A federal district court judge in New York City has ordered a Manhattan café to cease using the name “MOMACHA” on the grounds that it is likely to create trademark confusion with MoMA, the trademarked acronym used by the Museum of Modern Art.

On September 28, Judge Louis L. Stanton of the District Court for the Southern District of New York granted MoMA’s application for an injunction to force the café to stop using the name MOMACHA and related URLs pending the final outcome of the litigation. MoMA filed its request for the order immediately after it first brought its trademark infringement claim against the café on April 17 of this year.

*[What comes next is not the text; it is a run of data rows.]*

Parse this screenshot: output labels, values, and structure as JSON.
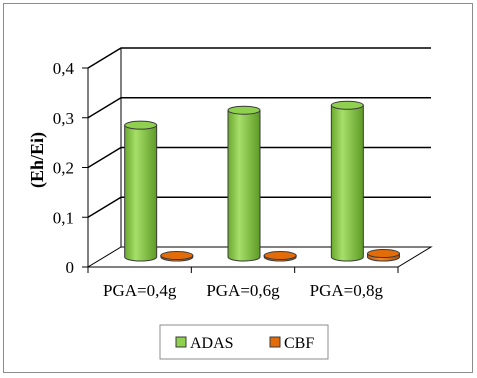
{
  "chart_data": {
    "type": "bar",
    "categories": [
      "PGA=0,4g",
      "PGA=0,6g",
      "PGA=0,8g"
    ],
    "series": [
      {
        "name": "ADAS",
        "values": [
          0.265,
          0.295,
          0.305
        ],
        "color": "#8fd14f"
      },
      {
        "name": "CBF",
        "values": [
          0.003,
          0.003,
          0.007
        ],
        "color": "#e36c09"
      }
    ],
    "title": "",
    "xlabel": "",
    "ylabel": "(Eh/Ei)",
    "ylim": [
      0,
      0.4
    ],
    "yticks": [
      "0",
      "0,1",
      "0,2",
      "0,3",
      "0,4"
    ],
    "grid": true,
    "legend": "bottom",
    "style": "3d-cylinder"
  }
}
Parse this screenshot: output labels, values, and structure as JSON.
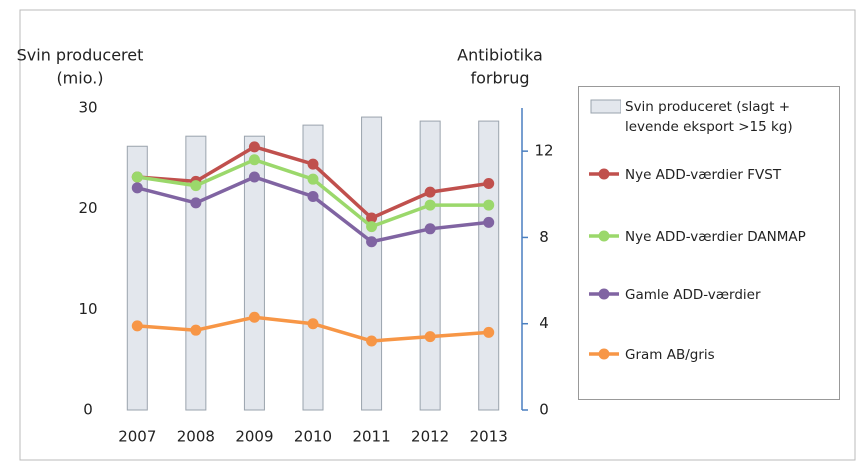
{
  "chart_data": {
    "type": "bar-line",
    "ylabel": [
      "Svin produceret",
      "(mio.)"
    ],
    "y2label": [
      "Antibiotika",
      "forbrug"
    ],
    "categories": [
      "2007",
      "2008",
      "2009",
      "2010",
      "2011",
      "2012",
      "2013"
    ],
    "ylim": [
      0,
      30
    ],
    "yticks": [
      0,
      10,
      20,
      30
    ],
    "y2lim": [
      0,
      14
    ],
    "y2ticks": [
      0,
      4,
      8,
      12
    ],
    "series": [
      {
        "name": "Svin produceret (slagt + levende eksport >15 kg)",
        "type": "bar",
        "color": "#e3e7ed",
        "values": [
          26.2,
          27.2,
          27.2,
          28.3,
          29.1,
          28.7,
          28.7
        ]
      },
      {
        "name": "Nye ADD-værdier FVST",
        "type": "line",
        "axis": "y2",
        "color": "#c0504d",
        "values": [
          10.8,
          10.6,
          12.2,
          11.4,
          8.9,
          10.1,
          10.5
        ]
      },
      {
        "name": "Nye ADD-værdier DANMAP",
        "type": "line",
        "axis": "y2",
        "color": "#9bd86b",
        "values": [
          10.8,
          10.4,
          11.6,
          10.7,
          8.5,
          9.5,
          9.5
        ]
      },
      {
        "name": "Gamle ADD-værdier",
        "type": "line",
        "axis": "y2",
        "color": "#8064a2",
        "values": [
          10.3,
          9.6,
          10.8,
          9.9,
          7.8,
          8.4,
          8.7
        ]
      },
      {
        "name": "Gram AB/gris",
        "type": "line",
        "axis": "y2",
        "color": "#f79646",
        "values": [
          3.9,
          3.7,
          4.3,
          4.0,
          3.2,
          3.4,
          3.6
        ]
      }
    ]
  }
}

In its initial claim, MoMA argued that the café’s use of Helvetica-like font, distinctive capitalization (MoMA vs. MoMaCha), and similar name would be likely to confuse customers and lead to the misunderstanding that the two entities are affiliated. In his 37-page decision granting the injunction, Judge Stanton agreed with MoMA on every point, ultimately deciding that “[t]he close proximity of the parties’ goods and services is likely to result in the belief that MOMACHA is connected with the museum.”

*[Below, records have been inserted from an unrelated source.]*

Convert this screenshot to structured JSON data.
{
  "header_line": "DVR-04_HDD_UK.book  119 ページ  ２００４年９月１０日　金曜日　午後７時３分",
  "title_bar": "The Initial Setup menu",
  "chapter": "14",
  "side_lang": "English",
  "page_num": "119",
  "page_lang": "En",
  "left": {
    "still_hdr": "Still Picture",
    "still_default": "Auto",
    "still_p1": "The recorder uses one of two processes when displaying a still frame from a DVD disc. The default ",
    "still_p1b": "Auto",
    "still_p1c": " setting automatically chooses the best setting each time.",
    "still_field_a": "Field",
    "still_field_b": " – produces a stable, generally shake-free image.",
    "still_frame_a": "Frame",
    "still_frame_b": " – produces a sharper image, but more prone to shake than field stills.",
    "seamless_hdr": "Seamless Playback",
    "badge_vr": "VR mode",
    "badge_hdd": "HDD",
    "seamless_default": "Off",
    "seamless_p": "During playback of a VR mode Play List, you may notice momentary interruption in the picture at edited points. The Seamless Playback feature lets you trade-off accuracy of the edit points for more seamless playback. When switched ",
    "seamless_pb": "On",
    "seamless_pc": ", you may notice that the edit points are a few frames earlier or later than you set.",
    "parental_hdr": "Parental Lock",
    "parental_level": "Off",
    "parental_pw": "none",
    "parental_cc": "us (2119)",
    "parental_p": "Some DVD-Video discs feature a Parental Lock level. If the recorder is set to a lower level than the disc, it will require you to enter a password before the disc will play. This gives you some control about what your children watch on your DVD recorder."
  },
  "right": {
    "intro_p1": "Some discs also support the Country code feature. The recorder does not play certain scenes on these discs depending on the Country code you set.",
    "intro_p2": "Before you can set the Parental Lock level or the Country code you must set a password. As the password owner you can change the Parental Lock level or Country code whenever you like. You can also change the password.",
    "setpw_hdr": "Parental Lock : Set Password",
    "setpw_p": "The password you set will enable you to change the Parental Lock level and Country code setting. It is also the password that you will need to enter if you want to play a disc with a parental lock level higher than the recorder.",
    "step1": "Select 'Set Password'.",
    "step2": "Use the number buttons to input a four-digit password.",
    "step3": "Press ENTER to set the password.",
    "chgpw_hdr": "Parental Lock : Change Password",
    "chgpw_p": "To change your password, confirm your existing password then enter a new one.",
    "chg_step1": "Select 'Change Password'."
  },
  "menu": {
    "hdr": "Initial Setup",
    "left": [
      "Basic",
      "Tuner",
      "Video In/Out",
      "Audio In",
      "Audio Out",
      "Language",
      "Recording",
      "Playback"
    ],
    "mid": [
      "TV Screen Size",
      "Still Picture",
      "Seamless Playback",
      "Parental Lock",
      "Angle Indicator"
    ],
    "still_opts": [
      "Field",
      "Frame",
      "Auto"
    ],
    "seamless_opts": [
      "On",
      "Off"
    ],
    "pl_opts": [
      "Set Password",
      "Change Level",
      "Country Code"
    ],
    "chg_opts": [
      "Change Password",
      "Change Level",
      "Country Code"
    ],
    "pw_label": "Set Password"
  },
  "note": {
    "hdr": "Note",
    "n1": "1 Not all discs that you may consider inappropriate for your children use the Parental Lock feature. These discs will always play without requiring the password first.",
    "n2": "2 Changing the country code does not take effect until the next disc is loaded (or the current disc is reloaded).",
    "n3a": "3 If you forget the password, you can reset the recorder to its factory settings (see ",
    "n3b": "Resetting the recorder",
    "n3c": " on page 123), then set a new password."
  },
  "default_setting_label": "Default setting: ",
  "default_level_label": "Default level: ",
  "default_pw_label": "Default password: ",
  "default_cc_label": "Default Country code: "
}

In U.S. trademark law, the likelihood of causing confusion in the minds of consumers is a common ground for infringement lawsuits.

Following Judge Stanton’s ruling, the café has changed its name to MAMACHA and its URL to Further, New York Times has reported that the website now includes a disclaimer that MAMACHA “has no affiliation with the Museum of Modern Art” and that a spokeswoman stated that the café has ordered new cups with a different logo. However, these moves appear unlikely to lead to a resolution of the underlying dispute. In the same article, the Times reported that, on October 3, MoMA’s lawyers responded with another cease-and-desist letter, claiming that the minor change “merely indicates [the café’s] continued contempt for MoMA’s trademark rights.”

Throughout the litigation, the café’s proprietor, Eric Cahan, has insisted that the name MOMACHA was inspired by a child’s pronunciation of the phrase “more macha” and not by the museum or its branding. Further, in previous court filings opposing the infringement claim, Cahan has asserted that MoMA and its trademarks are not sufficiently well-known worldwide to make out a claim for trademark dilution, and that MoMA has failed to take steps to protect its trademarks from other potentially infringing uses, such as a San Francisco museum’s use of the acronym SFMOMA. MoMA received trademark protection for its acronymic mark in 2003.

MAMACHA, which opened in April 2017 in Manhattan’s trendy Bowery District, offers a number of drinks made with macha – a powdered green-tea extract – as well as lattes, ice cream, and “edible” products infused with marijuana extracts such as CBD and THC.

In addition, the café showcases art and photography on its eye-catching Instagram page. The café’s activities relating to displaying and selling artwork were one of the reasons the court found a likelihood of trademark confusion. Judge Stanton noted that “[b]oth the museum and MOMACHA display modern artwork and offer cafe and beverage services in an art gallery setting . . . [and] they also both sell items in relation to the art they display.” On this basis, according to the judge, it could reasonably be expected that people may assume the two entities are related.